Most people have African Safari on their bucket lists. Do you? If so, you will love this information about our trip!
My family traveled to Kenya over the summer for our dream vacation. We spent 13 days (including travel) in Kenya, visiting 4 locations. We started in Nairobi (click to read post) then visited 3 different wildlife conservancies before returning to Nairobi for our flight toward home.
The conservancies were chosen by our travel company, African Safari Consultants (see my planning post and why I chose them, here) based on unique offerings they thought our family would enjoy. Having two young boys, we needed enough variability to hold their interest. The various locations we visited featured different weather, terrain and animals to give us a well rounded perspective on Safaris in Kenya.
This post will cover the first wildlife sanctuary we visited, Ol Pejeta Conservancy, which is a 4 hour drive north of Nairobi in Laikipia County.
Ol Pejeta Conservancy
The safari experience can range from rugged tent camping to more lodge-type living. This conservancy is a good intro for people who have never been to Africa. What I mean by this – it’s easily accessible, near a mid-sized city, has both lodges and tent camp sites and the grounds are maintained well. This conservancy hosts the “Big five game” (lion, leopard, rhino, elephant, buffalo) which are fairly easy to locate. It makes this safari destination popular among tourists.

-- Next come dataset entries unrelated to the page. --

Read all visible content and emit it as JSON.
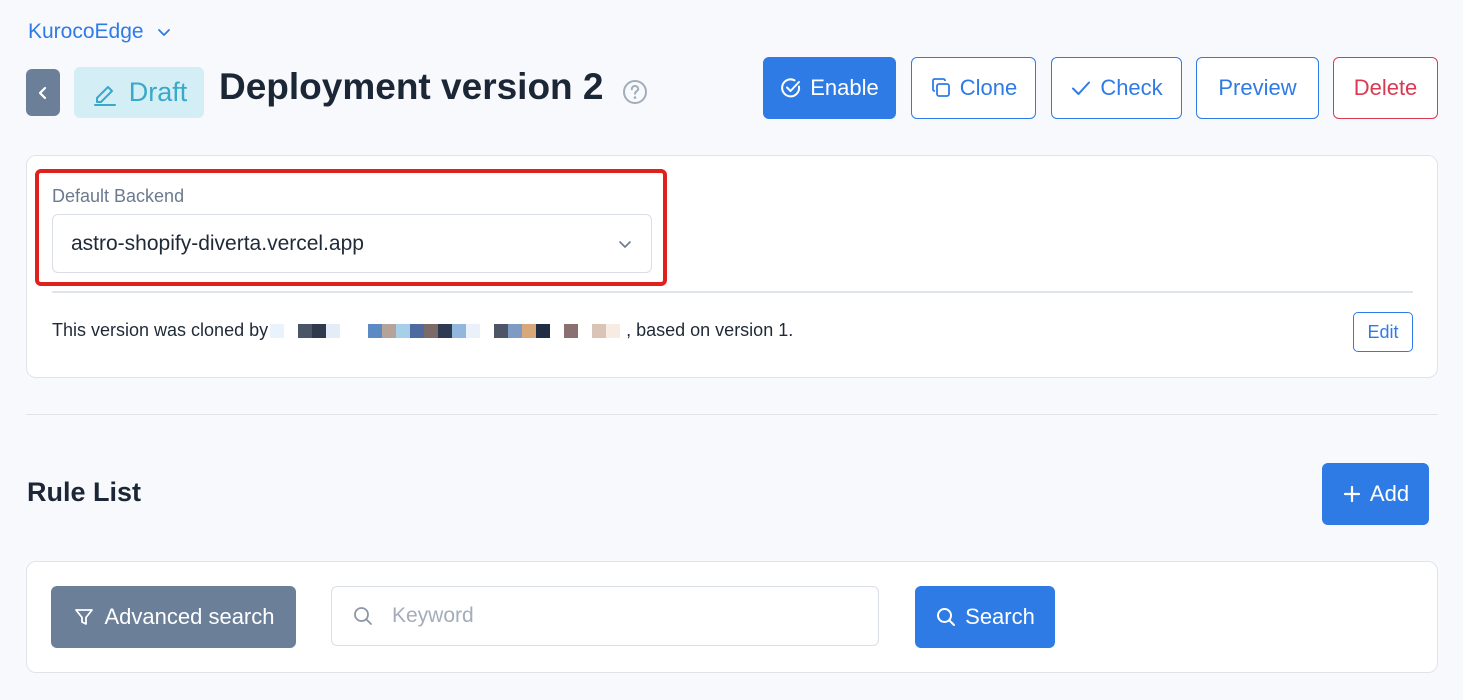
{
  "workspace": {
    "name": "KurocoEdge",
    "icon": "chevron-down-icon"
  },
  "header": {
    "back_icon": "chevron-left-icon",
    "badge": {
      "label": "Draft",
      "icon": "pencil-icon"
    },
    "title": "Deployment version 2",
    "help_icon": "question-circle-icon"
  },
  "actions": {
    "enable": {
      "label": "Enable",
      "icon": "check-circle-icon"
    },
    "clone": {
      "label": "Clone",
      "icon": "copy-icon"
    },
    "check": {
      "label": "Check",
      "icon": "check-icon"
    },
    "preview": {
      "label": "Preview"
    },
    "delete": {
      "label": "Delete"
    }
  },
  "backend": {
    "label": "Default Backend",
    "selected": "astro-shopify-diverta.vercel.app",
    "clone_prefix": "This version was cloned by",
    "clone_suffix": ", based on version 1.",
    "edit_label": "Edit"
  },
  "rules": {
    "title": "Rule List",
    "add_label": "Add",
    "advanced_search_label": "Advanced search",
    "keyword_placeholder": "Keyword",
    "keyword_value": "",
    "search_label": "Search"
  },
  "colors": {
    "primary": "#2f7be5",
    "danger": "#d83a52",
    "secondary": "#6b7f99",
    "draft_bg": "#d4eef6",
    "draft_text": "#3aa8c9",
    "highlight": "#e0201a"
  }
}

Highlights of Ol Pejeta Conservancy
Due to the location’s higher altitude, the temperature in this area year-round is high in the 70s (F) and lows in the 40s and 50s. I liked that there were no problems with bugs or mosquitos (they eat me alive!).
There is a large waterhole in the conservancy which is protected by a discreet electric fence and ditch from the camp, bringing the wildlife into the heart of the area.
It has the largest black rhino sanctuary in East Africa, and in 2013, the black rhinos reached a population milestone of 100.
It houses the three remaining northern white rhinos in the world, who were moved here from the Czech Republic. They are protected in a large, secure paddock- two female and one male.
The Sweetwaters Chimpanzee Sanctuary is also here, and provides a haven for orphaned, abandoned and rescued chimpanzees. This is the only place in Kenya where they can be seen. It was a good learning experience for our kids, as they did not know these animals are killed and eaten in some areas of the world.
We learned about the chimpanzee meat trade in the Congo where there are no regulations.
Rare Grevy’s zebra (endangered at 2500 remaining in the world) and reticulated giraffe (7500 left in the world) also live here. Did you know there are 4 species of giraffes?
The conservancy houses and protects the blind black rhino, Baraka, who everyone in town seems to know (pictured below).
Our Lodge – Ol Pejeta House
I have to say, after working with Matanya’s Hope for a week with impoverished kids in Kenya prior to my family arriving (see posts here and here for my experience), this place was much more indulgent than I needed. Beautiful hotel and grounds, but it was on the absolute opposite side of the pendulum from what I was used to during the prior 7 days.
Luckily though, it just happened that 4 of the 5 schools I visited with Matanya’s Hope was in this area.
There are so many conservancies in Kenya and I didn’t choose the organization I’d be working with based on my safari itinerary. So this truly seemed “meant to be” for my family to end up at this lodge, 10 minutes from Matanya Primary.
My family invited 4 of the girls who are sponsored by Matanya’s Hope to spend the day with us at the lodge. What a great way to enjoy the property!
This is a video summary of our day with the girls from Matanya’s Hope. It warms my heart to revisit this day!
After leaving the lodge, I learned that the Ol Pejeta House was built for millions of dollars in 1968 by a Saudi born billionaire named Adnan Khashoggi. He reportedly made some of his fortune as an arms broker, has at one time or other been tied to arms smuggling, prostitution and even terrorism.
Although his house was sold to and converted into a hotel by Serena Hotels many years ago, this gave me an unsettling feeling! I don’t think our family would have stayed there had we known the history of the home. I am glad I didn’t know while I was staying at the property.